We'll hang a banner next October and no one will take it off, but what are the chances of getting another one if, after having risked everything by buying a superstar – and giving it all we could have? , including the key to the city – it still would not stay? The league's tectonic plates have moved east and west, and although the Raptors' lineup is still solid, with much financial leeway released for 2021, in the short term they will not be factors. Another Everclear song title comes to mind: "One Hit Wonder".

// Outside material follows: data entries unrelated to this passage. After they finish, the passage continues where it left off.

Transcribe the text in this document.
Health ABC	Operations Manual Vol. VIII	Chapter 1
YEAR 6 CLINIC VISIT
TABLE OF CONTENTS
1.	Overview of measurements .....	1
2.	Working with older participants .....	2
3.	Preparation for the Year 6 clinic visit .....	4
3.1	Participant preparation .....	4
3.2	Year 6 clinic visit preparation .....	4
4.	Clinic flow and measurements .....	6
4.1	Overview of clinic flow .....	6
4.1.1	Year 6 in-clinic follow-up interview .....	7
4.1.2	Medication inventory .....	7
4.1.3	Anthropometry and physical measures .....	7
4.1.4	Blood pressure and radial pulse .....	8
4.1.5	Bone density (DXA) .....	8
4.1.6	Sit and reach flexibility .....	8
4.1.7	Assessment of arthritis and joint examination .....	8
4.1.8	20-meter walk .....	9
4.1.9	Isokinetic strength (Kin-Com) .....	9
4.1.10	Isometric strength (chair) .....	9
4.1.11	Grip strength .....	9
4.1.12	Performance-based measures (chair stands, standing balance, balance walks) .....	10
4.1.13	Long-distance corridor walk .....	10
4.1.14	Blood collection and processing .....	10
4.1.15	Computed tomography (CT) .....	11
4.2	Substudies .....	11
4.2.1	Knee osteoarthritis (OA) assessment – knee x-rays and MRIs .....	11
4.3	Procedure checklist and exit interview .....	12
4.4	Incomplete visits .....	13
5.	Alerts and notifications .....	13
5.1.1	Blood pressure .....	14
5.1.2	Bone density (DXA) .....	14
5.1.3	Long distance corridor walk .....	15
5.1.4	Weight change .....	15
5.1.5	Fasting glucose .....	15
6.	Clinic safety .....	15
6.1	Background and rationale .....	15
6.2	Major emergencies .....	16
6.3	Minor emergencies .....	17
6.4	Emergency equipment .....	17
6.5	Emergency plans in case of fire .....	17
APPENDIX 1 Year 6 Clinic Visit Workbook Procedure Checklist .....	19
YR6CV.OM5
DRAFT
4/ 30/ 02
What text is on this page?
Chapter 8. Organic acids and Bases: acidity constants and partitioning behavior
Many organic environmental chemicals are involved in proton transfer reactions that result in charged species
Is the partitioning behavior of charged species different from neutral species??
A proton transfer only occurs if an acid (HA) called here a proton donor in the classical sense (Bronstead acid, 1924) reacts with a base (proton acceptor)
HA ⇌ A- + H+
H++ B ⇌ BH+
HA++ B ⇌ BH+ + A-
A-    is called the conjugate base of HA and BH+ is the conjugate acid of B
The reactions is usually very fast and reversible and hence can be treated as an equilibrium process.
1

Throughout the season, on RealGM's bulletin boards and in salons (including mine), Raptor fans have tempered their high expectations (and their inherent pessimism) through a thought experiment. If we win a title with Kawhi and that he's going away, would you agree with that? As long as the question remained hypothetical, the answer, for an overwhelming majority of us, was "yes," and I think these figures probably hold after the fact as well. I do not think Kawhi will be booed at the Vince every time the Clippers arrive in town (a very good match of Christmas day 2019 in prime time, index). But I wonder if in five years he will be encouraged here as DeMar DeRozan – the kid from Compton who has never succumbed to his Californian dream – will always do it.
Each player is, in his own way, an integral part and a living emblem of the short, intense and complicated story of the Raptors; both did their part to change it. If Kawhi did more, his departure paradoxically also reminded that in Toronto, nothing has ever really changed – and maybe we, the North, love it as well.